Just two years ago, there were only three stores in the shopping center, which sits at the intersection of Kildaire Farm and Tryon roads.
"We were sort of the lone wolf out here for a while," said Renee Spell, who co-owns Elegant Stitches.
But that's hardly the case now.
Seventy percent of the complex – nearly 2 dozen shops and stores – are now under lease as part of a revitalization project in the area.
Since it opened in 1988, the Cary shopping center changed very little until 2007.
That's when a Durham developer planned to tear the shops down and rebuild. The company stopped renewing leases, but the economy tanked, and financing wasn't available.
New developers took over in 2008, remodeled and reopened last year.
An improved economy, a new look and a new concept of boutique shops are helping bring in businesses like Whisk, an upscale kitchen supply store.
"Waverly Place has transformed in a way that I have never seen another place transform," Whisk owner Dan Saklad said. "We feel like this is going to be a successful business and that Cary is the right place to be and that Waverly Place is the right place for us to be."
And it's filling up fast.

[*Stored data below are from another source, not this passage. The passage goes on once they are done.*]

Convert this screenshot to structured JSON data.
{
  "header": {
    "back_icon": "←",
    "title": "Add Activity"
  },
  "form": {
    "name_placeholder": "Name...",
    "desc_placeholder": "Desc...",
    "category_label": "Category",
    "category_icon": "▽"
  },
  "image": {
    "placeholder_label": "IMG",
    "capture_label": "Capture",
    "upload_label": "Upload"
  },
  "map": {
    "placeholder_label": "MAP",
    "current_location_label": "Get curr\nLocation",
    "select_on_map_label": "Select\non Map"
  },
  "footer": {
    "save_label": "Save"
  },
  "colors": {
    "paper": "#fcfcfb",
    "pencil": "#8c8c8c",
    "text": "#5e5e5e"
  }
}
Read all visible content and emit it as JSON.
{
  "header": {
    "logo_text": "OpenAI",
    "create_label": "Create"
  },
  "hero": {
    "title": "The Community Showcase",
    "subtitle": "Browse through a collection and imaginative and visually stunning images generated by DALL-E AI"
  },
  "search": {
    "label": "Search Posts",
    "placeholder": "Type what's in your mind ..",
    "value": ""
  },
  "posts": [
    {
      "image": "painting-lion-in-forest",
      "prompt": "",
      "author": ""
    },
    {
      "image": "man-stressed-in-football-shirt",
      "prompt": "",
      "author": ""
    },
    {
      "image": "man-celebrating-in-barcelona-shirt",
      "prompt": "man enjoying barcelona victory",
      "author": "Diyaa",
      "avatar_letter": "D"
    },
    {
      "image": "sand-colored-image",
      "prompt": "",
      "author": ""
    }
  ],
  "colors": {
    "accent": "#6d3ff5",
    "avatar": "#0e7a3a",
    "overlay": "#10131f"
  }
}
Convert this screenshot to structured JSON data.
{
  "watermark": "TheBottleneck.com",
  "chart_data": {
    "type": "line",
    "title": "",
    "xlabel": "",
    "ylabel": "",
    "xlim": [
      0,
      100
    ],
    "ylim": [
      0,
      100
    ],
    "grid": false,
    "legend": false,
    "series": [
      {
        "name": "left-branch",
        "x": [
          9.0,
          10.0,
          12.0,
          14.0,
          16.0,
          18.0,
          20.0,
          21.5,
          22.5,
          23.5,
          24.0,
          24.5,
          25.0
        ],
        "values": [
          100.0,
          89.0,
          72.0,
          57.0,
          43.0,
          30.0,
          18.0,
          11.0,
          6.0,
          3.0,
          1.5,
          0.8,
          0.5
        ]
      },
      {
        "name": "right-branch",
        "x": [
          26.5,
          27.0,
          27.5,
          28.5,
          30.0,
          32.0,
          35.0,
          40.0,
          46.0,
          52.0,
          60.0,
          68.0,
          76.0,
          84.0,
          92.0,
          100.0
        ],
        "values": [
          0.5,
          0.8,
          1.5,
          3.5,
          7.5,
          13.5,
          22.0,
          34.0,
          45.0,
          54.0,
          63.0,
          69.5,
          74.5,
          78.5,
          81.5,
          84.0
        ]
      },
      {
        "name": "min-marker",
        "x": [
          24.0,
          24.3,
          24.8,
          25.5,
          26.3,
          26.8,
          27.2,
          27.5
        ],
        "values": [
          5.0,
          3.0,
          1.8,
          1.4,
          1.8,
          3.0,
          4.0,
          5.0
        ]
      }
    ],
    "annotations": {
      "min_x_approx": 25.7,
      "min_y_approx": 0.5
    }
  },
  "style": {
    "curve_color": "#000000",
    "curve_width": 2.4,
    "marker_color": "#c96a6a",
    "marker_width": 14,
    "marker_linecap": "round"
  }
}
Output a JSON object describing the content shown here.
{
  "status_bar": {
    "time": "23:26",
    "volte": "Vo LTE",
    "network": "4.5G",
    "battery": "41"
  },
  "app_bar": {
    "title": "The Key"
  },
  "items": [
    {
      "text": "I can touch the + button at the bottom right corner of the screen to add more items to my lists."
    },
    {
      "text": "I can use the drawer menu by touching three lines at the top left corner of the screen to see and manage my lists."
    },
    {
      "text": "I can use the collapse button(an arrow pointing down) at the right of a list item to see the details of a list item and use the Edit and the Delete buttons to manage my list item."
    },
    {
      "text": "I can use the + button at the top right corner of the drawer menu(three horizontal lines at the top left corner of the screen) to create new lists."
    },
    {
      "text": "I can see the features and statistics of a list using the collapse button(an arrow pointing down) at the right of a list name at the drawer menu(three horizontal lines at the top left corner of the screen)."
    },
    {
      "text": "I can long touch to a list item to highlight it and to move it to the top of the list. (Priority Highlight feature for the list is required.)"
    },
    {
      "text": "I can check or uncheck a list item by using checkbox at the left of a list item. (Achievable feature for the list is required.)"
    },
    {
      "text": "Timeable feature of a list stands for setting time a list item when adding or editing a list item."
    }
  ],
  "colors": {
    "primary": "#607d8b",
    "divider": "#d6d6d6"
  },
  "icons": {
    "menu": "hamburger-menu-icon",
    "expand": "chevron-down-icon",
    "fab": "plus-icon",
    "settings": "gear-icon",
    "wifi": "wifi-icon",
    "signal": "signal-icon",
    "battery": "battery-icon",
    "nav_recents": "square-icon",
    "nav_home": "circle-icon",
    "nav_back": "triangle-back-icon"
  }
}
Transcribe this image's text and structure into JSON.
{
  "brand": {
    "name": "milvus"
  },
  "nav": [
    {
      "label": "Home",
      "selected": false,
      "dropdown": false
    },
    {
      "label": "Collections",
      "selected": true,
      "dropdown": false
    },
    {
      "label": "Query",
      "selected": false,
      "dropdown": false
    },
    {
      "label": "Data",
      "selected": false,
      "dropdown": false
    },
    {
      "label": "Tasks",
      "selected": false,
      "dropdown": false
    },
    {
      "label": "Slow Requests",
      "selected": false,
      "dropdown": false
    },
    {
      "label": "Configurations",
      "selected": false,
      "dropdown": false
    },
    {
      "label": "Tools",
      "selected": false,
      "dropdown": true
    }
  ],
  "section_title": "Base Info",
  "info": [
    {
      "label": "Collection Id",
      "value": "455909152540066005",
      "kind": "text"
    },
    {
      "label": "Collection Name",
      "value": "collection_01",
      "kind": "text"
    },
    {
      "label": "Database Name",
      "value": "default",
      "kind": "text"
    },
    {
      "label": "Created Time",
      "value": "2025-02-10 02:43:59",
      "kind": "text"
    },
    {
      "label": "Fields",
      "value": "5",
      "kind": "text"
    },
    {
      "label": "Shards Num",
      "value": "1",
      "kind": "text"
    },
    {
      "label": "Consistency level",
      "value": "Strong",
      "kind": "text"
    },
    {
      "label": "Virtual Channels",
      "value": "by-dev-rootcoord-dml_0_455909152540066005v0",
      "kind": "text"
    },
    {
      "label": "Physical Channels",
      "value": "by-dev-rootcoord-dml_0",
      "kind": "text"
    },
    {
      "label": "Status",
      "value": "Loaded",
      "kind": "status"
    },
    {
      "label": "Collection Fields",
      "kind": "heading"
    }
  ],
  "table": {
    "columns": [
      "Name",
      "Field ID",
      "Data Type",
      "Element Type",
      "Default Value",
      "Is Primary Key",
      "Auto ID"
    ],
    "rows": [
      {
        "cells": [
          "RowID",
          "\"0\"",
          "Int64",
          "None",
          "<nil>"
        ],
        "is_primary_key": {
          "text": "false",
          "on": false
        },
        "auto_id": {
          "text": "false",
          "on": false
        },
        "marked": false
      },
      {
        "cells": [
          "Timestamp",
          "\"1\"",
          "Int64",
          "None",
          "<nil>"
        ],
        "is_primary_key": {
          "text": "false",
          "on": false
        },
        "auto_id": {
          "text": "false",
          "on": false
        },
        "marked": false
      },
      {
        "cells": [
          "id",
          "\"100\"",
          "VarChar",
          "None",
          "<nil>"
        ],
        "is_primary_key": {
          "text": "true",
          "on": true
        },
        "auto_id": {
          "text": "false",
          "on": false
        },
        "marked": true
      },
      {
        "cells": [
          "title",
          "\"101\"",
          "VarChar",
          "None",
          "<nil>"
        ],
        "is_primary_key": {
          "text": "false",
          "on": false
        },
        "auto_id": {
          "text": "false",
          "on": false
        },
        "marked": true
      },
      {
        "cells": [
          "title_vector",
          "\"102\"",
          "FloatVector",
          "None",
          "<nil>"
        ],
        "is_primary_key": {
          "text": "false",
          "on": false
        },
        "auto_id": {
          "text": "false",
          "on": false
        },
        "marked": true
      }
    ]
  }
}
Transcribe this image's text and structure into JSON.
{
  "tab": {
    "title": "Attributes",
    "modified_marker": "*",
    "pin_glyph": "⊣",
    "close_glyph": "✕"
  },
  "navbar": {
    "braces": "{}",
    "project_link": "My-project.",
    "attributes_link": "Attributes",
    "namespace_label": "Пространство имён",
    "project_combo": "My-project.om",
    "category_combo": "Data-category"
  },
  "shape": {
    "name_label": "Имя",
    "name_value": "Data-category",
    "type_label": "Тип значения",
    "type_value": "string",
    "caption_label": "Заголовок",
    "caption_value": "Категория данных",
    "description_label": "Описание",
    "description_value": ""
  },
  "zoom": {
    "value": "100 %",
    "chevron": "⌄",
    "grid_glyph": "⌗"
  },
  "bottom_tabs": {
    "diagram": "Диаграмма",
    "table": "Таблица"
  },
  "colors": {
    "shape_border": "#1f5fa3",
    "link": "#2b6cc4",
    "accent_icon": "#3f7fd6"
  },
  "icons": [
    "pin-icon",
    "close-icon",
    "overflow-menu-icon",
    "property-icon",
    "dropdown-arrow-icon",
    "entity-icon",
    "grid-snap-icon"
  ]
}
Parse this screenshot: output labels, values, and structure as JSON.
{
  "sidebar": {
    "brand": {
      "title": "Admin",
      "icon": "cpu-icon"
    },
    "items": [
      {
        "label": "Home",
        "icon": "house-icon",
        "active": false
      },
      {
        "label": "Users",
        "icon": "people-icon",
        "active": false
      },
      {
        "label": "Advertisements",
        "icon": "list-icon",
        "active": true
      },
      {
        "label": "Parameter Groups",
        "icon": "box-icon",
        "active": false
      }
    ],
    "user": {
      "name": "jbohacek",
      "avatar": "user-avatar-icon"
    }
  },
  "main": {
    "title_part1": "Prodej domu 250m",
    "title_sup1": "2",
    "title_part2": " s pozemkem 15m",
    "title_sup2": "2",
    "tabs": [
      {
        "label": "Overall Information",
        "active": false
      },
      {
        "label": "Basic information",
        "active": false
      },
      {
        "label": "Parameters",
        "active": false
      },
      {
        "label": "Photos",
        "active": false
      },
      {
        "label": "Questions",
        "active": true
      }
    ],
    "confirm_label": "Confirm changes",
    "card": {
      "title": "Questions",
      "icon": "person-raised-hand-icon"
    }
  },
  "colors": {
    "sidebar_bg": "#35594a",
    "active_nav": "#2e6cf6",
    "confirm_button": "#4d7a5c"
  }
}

Developers just announced that a new high-end dine-in theater will open next year and say more restaurants are on the way.
The new stores are breathing life into the ones that stayed through the transformation – the ones that relied on a dedicated clientele to keep them in business.
"We have people pop in and go 'We didn't know you were here,'" Spell said, "which is odd to me because we've been here, but they are finding us."
With nearly 90 percent of land in Cary already developed, town leaders say redevelopment will be the trend for the business future.
Howard Johnson, president of the Cary Chamber of Commerce, says redevelopment is happening all over Cary with new businesses moving into old spaces.
He credits a low unemployment rate and jobs coming to the area.
"It is a confidence level, and people seem to be in a better mood, and that translates in retails," Johnson said.
Elsewhere in the town, a Bass Pro Shops is planned for North Harrison Avenue. Carolina Pottery will open in the old Kmart at the corner of Kildaire Farm and Maynard roads.
"I think it's just the start of what we're going to see," Johnson said. "When you make announcements, like MetLife coming to Cary with 1,000 jobs-plus, it just creates this energy that we are very fortunate to be in this market."